Making an embroidered iron-on patch requires some equipment, including an embroidery machine, laptop, and a bit of software. However, once you have the equipment, anyone can design and create an iron-on patch with some creativity and a little patience. Because of the equipment involved, children need to be supervised.
Gather the Things You Need to Make an Iron-on Patch
If you are starting from scratch, you will need an embroidery machine, machine embroidery hoops and embroidery software. You also need a vector graphics editing package, a design, and a USB device to transfer files to your embroidery machine. These items are solely for designing and applying the patch design. Embroidery can be overwhelming at first, so buy and gather your supplies over the course of a couple weeks to months.
Choose and Design the Iron-on Patch
The next step is to create a vector drawing of the patch, and then save it in a format that works with your embroidery software. If you don't know how to make a vector drawing, look for an online tutorial that uses your version of vector software. You can make any design into a vector drawing, from your favourite cartoons to a unique drawing scetched by someone you know.
Prepare Your Embroidery Machine
Once you are satisfied with the vector drawing, open it with the embroidery software and make any necessary edits. Next, export the files to a USB device and connect it to your embroidery machine. To create the patch, you need additional supplies including a fabric stabiliser, scissors, and an iron-on backing. Of course you can't embroider without also having machine embroidery thread in the right colours and a bobbin. Follow the machine's manual to set it all up properly.
Process Your Iron-on Patch
When the embroidery machine finishes sewing the design, remove it from the machine and cut away any excess fabric, being careful to leave a bit of trim. Now is the time to apply the iron-on backing. The backing should come with instructions on proper use, but in general, you simply place the patch between two pieces of parchment paper and then iron it on on a low setting.

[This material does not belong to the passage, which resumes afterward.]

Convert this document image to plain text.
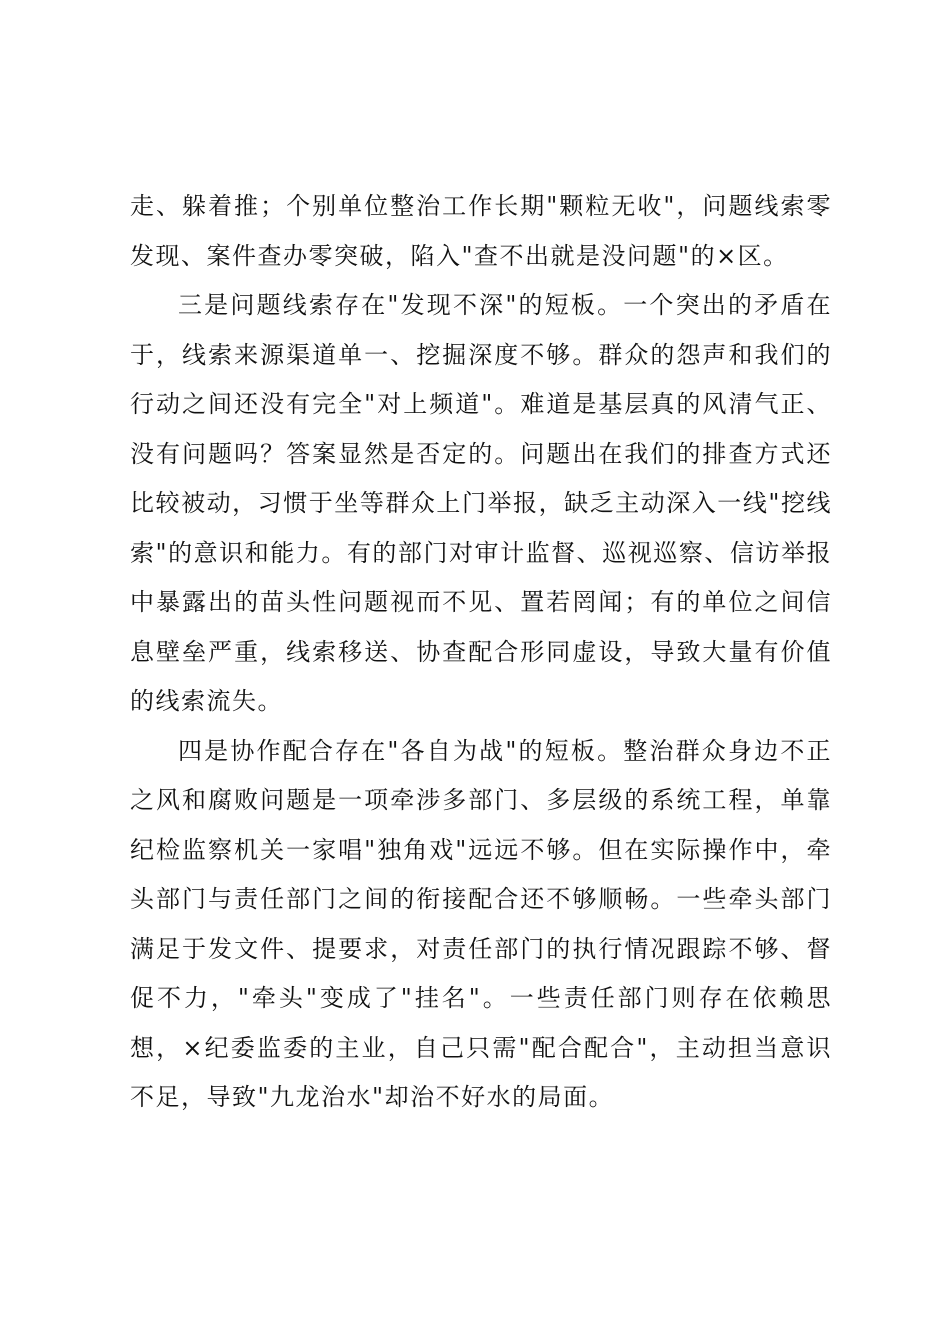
走、躲着推；个别单位整治工作长期"颗粒无收"，问题线索零发现、案件查办零突破，陷入"查不出就是没问题"的×区。

三是问题线索存在"发现不深"的短板。一个突出的矛盾在于，线索来源渠道单一、挖掘深度不够。群众的怨声和我们的行动之间还没有完全"对上频道"。难道是基层真的风清气正、没有问题吗？答案显然是否定的。问题出在我们的排查方式还比较被动，习惯于坐等群众上门举报，缺乏主动深入一线"挖线索"的意识和能力。有的部门对审计监督、巡视巡察、信访举报中暴露出的苗头性问题视而不见、置若罔闻；有的单位之间信息壁垒严重，线索移送、协查配合形同虚设，导致大量有价值的线索流失。

四是协作配合存在"各自为战"的短板。整治群众身边不正之风和腐败问题是一项牵涉多部门、多层级的系统工程，单靠纪检监察机关一家唱"独角戏"远远不够。但在实际操作中，牵头部门与责任部门之间的衔接配合还不够顺畅。一些牵头部门满足于发文件、提要求，对责任部门的执行情况跟踪不够、督促不力，"牵头"变成了"挂名"。一些责任部门则存在依赖思想，×纪委监委的主业，自己只需"配合配合"，主动担当意识不足，导致"九龙治水"却治不好水的局面。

Use a Hot Knife on Your New Iron-on Patch
Ideally there would still be some excess trim around the patch. To remove this and finish your project, use a hot knife to carefully cut the edges, melting and sealing the threads as you work. Simply cutting the edges gives a jagged appearance and does not secure the threads, a cut patch will begin to unravel after a while. Let the iron-on patch cool and then iron it onto your favourite jacket or item of clothing.